Vetal Matitskiy2015-05-28 08:50:35

Java

Vetal Matitskiy, 2015-05-28 08:50:35

Good afternoon, dear development gurus,
I'm trying to get a list of necessary words from en.wiktionary.org using the Jaunt engine ( http://jaunt-api.com)
wrote the first version of the application that runs through part of the pages, but then we fall with an error,
the main algorithm is simple to the point of banality: I go to the start page, pull out a link to the next page from it, go to the next page, and so on.
I don't know why, but the resulting link becomes longer each time, and apparently at a certain step they become so long that they stop being processed. although when manually traversing the pages, the links have a normal length.
Is it possible to prevent link swelling?
examples of links that can be pulled out

next page: en.wiktionary.org/w/index.php?title=Category:Engli...
next page: en.wiktionary.org/w/index.php?title=Category:Engli...
next page: en .wiktionary.org/w/index.php?title=Category:English...

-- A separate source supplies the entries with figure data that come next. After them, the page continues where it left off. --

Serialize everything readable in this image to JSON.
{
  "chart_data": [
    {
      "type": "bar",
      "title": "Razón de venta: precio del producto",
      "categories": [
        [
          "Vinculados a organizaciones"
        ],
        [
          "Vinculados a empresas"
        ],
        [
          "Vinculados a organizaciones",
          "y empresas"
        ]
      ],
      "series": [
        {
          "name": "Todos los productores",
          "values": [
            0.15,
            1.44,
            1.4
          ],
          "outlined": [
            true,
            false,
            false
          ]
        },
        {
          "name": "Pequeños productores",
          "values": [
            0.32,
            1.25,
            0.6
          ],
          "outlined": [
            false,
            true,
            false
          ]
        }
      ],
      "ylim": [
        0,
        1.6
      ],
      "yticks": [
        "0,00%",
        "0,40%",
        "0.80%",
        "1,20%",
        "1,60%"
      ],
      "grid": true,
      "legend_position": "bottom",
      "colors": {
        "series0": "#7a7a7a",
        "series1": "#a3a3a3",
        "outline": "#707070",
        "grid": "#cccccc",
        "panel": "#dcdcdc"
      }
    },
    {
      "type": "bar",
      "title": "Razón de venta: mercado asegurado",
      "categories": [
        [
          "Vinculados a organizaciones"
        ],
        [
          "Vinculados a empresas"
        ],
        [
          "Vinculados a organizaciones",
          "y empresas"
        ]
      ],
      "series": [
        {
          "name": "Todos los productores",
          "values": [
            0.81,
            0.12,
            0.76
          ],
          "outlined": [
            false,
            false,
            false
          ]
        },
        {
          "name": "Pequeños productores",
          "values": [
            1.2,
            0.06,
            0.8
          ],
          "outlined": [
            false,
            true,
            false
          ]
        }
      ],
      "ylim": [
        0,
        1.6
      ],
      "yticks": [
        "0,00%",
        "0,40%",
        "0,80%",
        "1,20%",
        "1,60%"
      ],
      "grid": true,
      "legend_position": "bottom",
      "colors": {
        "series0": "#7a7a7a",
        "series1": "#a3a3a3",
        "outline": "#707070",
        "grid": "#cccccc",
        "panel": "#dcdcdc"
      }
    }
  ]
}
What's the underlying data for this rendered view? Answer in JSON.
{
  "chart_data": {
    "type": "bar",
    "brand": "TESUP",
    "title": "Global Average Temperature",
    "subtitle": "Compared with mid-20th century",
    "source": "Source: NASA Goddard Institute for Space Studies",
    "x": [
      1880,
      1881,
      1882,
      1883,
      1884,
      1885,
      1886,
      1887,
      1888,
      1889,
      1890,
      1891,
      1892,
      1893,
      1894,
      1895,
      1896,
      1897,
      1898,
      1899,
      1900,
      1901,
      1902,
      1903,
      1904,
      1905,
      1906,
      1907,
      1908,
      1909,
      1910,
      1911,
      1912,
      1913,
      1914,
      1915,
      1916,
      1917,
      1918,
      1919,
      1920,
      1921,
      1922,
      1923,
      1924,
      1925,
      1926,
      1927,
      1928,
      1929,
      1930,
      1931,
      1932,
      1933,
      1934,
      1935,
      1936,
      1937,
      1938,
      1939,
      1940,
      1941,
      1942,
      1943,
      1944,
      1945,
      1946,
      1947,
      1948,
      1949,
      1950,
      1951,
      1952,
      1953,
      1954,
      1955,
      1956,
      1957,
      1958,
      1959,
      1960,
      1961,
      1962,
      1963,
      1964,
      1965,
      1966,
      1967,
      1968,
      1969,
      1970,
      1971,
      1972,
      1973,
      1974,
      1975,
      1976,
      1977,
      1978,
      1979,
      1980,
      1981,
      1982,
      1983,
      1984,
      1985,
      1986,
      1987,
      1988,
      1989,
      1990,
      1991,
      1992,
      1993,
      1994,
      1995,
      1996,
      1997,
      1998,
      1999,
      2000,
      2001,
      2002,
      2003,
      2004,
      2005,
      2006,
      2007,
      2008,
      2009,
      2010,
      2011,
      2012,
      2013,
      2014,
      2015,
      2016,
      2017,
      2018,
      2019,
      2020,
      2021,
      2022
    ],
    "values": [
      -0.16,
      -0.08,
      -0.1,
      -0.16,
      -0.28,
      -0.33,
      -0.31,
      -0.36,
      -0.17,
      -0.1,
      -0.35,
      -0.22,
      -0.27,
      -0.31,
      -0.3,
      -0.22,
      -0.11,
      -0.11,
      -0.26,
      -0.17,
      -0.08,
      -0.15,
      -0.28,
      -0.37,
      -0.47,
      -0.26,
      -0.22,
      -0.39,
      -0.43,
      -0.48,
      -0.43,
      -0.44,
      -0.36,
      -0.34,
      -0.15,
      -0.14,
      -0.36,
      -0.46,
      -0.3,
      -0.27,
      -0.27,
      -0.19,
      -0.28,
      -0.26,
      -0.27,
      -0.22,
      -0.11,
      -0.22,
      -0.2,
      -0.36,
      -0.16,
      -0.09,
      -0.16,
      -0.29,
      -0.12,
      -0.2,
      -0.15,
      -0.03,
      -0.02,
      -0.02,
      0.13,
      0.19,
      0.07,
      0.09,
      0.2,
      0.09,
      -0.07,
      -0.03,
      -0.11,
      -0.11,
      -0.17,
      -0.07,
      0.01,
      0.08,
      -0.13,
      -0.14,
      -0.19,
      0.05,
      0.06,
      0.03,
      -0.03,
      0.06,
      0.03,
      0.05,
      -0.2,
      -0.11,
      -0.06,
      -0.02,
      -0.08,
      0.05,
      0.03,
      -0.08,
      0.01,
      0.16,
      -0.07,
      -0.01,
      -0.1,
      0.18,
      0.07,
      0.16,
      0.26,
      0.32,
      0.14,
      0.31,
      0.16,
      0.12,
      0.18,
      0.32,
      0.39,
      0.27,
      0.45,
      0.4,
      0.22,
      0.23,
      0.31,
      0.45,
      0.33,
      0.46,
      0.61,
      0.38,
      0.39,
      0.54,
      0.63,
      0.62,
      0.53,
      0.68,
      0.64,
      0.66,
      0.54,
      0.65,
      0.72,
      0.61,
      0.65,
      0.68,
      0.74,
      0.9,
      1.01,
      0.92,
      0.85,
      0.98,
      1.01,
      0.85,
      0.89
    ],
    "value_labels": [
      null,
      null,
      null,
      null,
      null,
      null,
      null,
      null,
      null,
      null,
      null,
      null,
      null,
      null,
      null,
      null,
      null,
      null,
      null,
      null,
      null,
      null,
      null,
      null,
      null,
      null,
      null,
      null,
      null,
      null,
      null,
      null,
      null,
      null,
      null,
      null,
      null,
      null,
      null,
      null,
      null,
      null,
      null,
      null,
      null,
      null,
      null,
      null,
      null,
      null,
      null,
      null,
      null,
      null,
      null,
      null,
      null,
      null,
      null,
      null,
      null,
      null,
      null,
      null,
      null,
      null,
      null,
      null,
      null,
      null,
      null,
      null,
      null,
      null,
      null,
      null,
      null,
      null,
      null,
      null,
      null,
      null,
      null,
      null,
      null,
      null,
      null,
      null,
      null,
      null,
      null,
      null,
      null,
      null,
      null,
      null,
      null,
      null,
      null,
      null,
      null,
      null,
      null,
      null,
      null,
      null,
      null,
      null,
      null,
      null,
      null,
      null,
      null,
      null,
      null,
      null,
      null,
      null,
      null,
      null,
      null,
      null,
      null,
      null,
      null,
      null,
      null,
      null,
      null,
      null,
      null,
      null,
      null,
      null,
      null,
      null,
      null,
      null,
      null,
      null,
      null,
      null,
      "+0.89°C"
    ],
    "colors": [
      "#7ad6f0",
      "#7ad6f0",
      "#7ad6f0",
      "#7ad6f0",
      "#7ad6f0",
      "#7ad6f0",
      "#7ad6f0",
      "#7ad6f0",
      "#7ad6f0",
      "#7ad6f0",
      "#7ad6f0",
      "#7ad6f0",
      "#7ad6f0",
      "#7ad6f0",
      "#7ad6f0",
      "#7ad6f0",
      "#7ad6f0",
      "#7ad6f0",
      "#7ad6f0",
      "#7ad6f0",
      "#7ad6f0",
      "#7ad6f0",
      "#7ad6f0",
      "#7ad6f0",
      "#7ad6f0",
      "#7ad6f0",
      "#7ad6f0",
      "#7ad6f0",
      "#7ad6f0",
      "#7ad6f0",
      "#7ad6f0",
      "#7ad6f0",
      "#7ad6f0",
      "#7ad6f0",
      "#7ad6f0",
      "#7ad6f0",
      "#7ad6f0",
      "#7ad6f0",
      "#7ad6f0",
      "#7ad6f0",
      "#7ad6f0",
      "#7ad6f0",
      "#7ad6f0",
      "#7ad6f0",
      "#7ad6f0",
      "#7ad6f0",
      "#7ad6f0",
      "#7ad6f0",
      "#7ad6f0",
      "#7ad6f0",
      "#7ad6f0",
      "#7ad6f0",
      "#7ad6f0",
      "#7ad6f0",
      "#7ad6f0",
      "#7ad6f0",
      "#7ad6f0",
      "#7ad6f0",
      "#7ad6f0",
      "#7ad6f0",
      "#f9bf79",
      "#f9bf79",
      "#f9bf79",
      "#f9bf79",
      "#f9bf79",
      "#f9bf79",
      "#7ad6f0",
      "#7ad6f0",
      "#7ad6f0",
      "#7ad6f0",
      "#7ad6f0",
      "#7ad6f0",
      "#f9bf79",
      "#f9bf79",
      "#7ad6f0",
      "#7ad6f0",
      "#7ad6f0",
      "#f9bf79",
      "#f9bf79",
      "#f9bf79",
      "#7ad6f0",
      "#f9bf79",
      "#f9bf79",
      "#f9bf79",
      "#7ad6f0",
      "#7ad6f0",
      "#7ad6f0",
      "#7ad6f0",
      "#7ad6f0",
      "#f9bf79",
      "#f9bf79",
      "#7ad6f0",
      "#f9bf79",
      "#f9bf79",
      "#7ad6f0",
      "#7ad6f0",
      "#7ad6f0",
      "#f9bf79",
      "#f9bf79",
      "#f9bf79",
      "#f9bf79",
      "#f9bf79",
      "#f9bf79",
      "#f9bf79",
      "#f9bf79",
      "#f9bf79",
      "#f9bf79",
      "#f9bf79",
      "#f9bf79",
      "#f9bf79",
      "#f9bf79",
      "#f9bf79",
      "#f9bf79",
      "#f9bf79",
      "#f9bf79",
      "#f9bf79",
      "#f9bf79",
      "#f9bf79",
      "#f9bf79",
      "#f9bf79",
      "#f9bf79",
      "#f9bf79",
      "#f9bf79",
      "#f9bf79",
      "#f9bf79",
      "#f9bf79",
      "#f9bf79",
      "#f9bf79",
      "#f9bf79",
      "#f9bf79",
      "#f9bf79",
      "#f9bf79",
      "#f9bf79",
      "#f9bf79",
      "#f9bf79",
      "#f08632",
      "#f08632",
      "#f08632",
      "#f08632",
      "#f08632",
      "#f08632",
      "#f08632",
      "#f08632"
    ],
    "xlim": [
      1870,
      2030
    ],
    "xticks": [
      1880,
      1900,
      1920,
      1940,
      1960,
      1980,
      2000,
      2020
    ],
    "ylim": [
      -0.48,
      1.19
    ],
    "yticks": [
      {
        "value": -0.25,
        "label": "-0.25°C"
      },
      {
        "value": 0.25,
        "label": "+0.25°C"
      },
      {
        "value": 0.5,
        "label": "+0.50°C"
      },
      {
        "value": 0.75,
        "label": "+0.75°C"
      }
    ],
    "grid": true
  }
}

the code itself looks like

import com.jaunt.*;

public class Wiksurfer {

    public static void surfPages() {
        int i = 0;
        UserAgent userAgent = new UserAgent();
        userAgent.settings.autoSaveAsHTML = true;  //change settings to autosave last visited page.
        //System.out.println("SETTINGS:\n" + userAgent.settings);   
        try {

            String href = "http://en.wiktionary.org/wiki/Category:English_uncountable_nouns";

            for (i = 0; i < 20; i++) {
                userAgent.visit(href);
                href = userAgent.doc.findFirst("<a title>next page").getAt("href");

                System.out.println("next page:" + href);
            }
        } catch (JauntException e) {
            System.err.println(e);
        } finally {
            System.out.println("final i" + i);
        }
    }

    public static void main(String[] args) {
        surfPages();
    }

}